Женщина обворожительно улыбнулась, считая утомительный разговор оконченным. Тема переезда поднималась не раз и не два. У Маши было своё видение проблемы и во мнениях с матерью оно расходилось кардинально. Оттого та сейчас и сверкала гневным взглядом, начисто зашлифовывая общее впечатление безукоризненно выставленной улыбкой. А что оставалось ребёнку? Зло глядеть исподлобья и обиженно оттопыривать нижнюю губу. Этим, собственно, Маша и занималась, не желая уступать. По-хорошему, уже давно следовало бы убраться в свою комнату и от души хлопнуть дверью, но сдвинуться с места означало проиграть, а проигрывать – это плохо. Такое простое уравнение она уже давно для себя решила, и уступать намерена не была.
– Я просто хочу остаться дома. – Жалко проблеяла.
– Мне некогда заниматься тобой и твоими капризами. Всё уже решено: мы переезжаем. – Тихо и властно, без единой эмоции, доходчиво поясняла мать и всё же не сдержалась, стиснула зубы.
– Мама, я никуда не поеду. Позвони Марату, он…
– У Марата своя жизнь! И прекрати его вмешивать. Я выхожу замуж, а ты… ты просто не можешь остаться.
– Я не поеду. Можешь выходить замуж, сколько тебе угодно, а у меня есть дом и есть свои планы, я…
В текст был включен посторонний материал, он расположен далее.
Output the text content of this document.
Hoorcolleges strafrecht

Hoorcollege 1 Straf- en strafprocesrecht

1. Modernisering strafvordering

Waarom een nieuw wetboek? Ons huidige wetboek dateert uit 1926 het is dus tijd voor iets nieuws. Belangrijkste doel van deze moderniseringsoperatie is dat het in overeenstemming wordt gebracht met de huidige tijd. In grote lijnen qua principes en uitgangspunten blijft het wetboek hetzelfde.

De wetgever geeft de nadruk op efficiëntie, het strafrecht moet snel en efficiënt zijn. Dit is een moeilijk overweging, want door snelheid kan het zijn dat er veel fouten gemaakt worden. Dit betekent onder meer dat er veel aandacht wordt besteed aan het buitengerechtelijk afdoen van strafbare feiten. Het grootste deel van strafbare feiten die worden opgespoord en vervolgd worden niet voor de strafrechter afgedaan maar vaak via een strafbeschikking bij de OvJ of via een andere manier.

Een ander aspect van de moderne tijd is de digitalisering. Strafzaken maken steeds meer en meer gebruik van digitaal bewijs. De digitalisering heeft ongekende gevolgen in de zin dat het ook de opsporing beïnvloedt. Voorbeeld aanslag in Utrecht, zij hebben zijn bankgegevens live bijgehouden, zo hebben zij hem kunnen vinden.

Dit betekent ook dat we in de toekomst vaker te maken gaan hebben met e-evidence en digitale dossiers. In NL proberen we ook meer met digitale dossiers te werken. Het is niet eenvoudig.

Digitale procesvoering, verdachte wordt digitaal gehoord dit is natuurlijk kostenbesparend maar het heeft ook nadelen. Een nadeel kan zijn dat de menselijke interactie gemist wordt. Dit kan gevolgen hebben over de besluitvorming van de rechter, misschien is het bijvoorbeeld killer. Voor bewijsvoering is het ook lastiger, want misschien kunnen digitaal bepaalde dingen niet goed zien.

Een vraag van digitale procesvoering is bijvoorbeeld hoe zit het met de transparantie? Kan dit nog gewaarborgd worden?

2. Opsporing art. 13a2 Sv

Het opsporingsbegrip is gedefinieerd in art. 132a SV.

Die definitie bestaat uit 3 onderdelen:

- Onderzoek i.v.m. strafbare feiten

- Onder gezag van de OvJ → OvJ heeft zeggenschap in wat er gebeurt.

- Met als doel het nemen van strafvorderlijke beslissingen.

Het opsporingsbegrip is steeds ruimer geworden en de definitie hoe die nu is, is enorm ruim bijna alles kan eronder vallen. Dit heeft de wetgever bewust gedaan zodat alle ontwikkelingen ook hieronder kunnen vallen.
– У тебя нет дома! – Хлопнула изящной ладошкой по столу Елена Николаевна и поднялась, опираясь руками о столешницу. – Я всё продала, это тебе понятно? Уже завтра сюда въедут другие люди и, поверь мне, – хмыкнула, оценивая неказистую внешность дочери, – тебя они не оставят даже в качестве прислуги.
– Мне всё равно.
– Ах, ну, если тебе всё равно, то мне тем более! – Сложив ладони в ровную лодочку, мать с неестественной веселостью кивнула. – В общем, так, – Елена Николаевна обошла стол со стороны, с невозмутимым выражением лица достала из светлой сумочки документы и швырнула их дочери. – Здесь твой паспорт и билет на вечерний рейс до Гамбурга. Твои вещи я уже упаковала. Чемоданы в машине. Хочешь – придёшь, не хочешь – оставайся, но без меня и моих денег. Всё понятно?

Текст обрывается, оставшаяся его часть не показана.